Why internet voting is a very dangerous idea

No doubt — nationwide internet voting has an intuitive appeal. It would decrease the costs of elections. It would dramatically increase turn-out. It would allow marginalized communities to avoid harassment at polling sites. It would speed the vote count. A majority of voters regularly endorse the idea. There are two main reasons, though, why internet voting is, at best, a dream best realized 20 years in the future — if ever. The internet is not secure. It does not matter whether results are sent to an air-gapped system, because there's plenty of technologies that jump air-gaps, and we know that big governments (like ours) use them to spy. It does not matter whether complicated identification schemes involving fingerprints and complex PINs are used to verify identities. Every end of the system is vulnerable to cyber-attack; the browsers, the software, the processing, and even the commands you type into the computer to register to vote.

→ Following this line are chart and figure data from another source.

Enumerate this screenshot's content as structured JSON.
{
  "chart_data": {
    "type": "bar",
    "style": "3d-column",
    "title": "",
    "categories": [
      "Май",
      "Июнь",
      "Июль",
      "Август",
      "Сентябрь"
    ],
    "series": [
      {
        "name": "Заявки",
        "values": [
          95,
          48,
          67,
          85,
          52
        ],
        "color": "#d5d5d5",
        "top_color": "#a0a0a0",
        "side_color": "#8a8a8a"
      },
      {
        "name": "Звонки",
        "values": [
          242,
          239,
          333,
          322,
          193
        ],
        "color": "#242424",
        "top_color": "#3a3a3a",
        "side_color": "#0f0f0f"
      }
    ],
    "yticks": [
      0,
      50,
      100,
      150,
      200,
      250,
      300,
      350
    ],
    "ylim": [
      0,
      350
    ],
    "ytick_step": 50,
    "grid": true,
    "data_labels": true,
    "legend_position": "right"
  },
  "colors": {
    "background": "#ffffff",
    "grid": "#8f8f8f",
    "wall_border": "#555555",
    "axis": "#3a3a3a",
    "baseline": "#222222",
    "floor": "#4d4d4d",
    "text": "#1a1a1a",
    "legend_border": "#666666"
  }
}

Man-on-the-side attacks, spoof ballots, denial-of-service attacks — there is absolutely no way to create a closed system that would filter out bad code. It does not matter whether previous (small-scale) experiments have been successful. An American internet election would be a ripe target for hackers belonging to nation-states, criminal gangs, and all sorts of people who spend their days looking for the latest vulnerability to exploit.(How many times has Microsoft had to update Internet Explorer to fix a major bug in the past two years? What confidence could you possibly have?)